In reviewing recent security incidents at several New York City banks, an article in the October 21st New York Times1 focused on an ever recurring theme – the need to closely scrutinize how well a financial institution’s vendors provide IT security to protect access to data and systems. While the theme itself isn’t new, the article revealed that the Treasury Department is now engaged in a “sweeping effort”1 to require banks to increase their procedures for determining if vendors are adequately protecting their data and access to their systems.

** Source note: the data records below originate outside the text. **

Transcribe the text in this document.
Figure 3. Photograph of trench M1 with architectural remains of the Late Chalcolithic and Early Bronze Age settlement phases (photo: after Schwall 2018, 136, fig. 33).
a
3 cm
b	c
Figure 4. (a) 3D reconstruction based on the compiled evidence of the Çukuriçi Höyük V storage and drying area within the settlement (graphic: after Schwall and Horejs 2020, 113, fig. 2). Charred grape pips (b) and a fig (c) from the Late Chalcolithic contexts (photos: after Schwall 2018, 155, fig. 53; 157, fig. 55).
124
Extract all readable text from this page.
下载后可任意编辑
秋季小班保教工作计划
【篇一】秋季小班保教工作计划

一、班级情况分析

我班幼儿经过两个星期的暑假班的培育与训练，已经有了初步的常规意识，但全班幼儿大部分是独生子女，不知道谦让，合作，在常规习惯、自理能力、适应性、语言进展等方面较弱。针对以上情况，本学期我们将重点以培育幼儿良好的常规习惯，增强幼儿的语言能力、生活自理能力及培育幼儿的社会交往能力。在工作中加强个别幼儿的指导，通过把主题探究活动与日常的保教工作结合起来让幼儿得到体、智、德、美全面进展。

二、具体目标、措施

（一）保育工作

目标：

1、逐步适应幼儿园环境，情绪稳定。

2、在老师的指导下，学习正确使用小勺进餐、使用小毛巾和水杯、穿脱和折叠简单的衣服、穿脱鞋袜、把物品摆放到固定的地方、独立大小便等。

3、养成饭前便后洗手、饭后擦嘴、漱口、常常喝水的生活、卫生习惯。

Discussions about the need to improve vendor risk procedures began in earnest last fall when the OCC issued its latest guidance on third party risk (OCC Bulletin 2013-29). In that Bulletin the OCC introduced the concept of managing risk throughout the entire vendor lifecycle, and stressed the importance of senior management’s “proactive involvement” in all phases of the vendor lifecycle. Since many of the requirements detailed in OCC 2013-29 echo current best practices for vendor due diligence, it is reasonable to wonder why vendor risk continues to be such a highly visible issue.
Vendor Assessment Challenges
Perhaps the most compelling reason for the discussion is that following vendor due diligence best practices can be a very costly and resource intensive activity, one that only the largest financial institutions have the capacity to address. This leaves the majority of financial institutions in the position of being unable to adequately monitor and address vendor risk.
In addition, many companies don’t truly understand the breadth of their vendor population and the risks posed by those vendors. Until the Target breach it is safe to assume that few companies considered the ability of their HVAC vendors to pose a substantial risk to customer data and company systems.
Finally, as noted by the Times in Tuesday’s article, many companies rely on contract provisions requiring vendors to provide substantial IT security protection without performing the due diligence necessary to determine if the vendors can, in fact, provide the required level of protection. Unfortunately, many vendors lack the resources necessary to implement and maintain sophisticated IT security, leaving reliance on contract provisions a poor substitute for vendor assessments.
Improving Vendor Assessments
Fortunately there are ways that you can improve your vendor due diligence in spite of these challenges. Take as much of the manual effort out of the process by standardizing your due diligence and automating evidence collection and workflow/tasks. This improves the accuracy and speed at which assessments are performed, allowing the same number of staff to conduct substantially more assessments.
Make sure that you have an accurate and current inventory of your vendors including the data and systems they can access. Equally important – put in place procedures to insure that the list (and the information and systems accessed) are kept current.
Go beyond reliance on contract provisions to protect your data. Risk rate your vendors based on the activities they perform and then evaluate their ability to satisfy those contractual obligations through effective due diligence.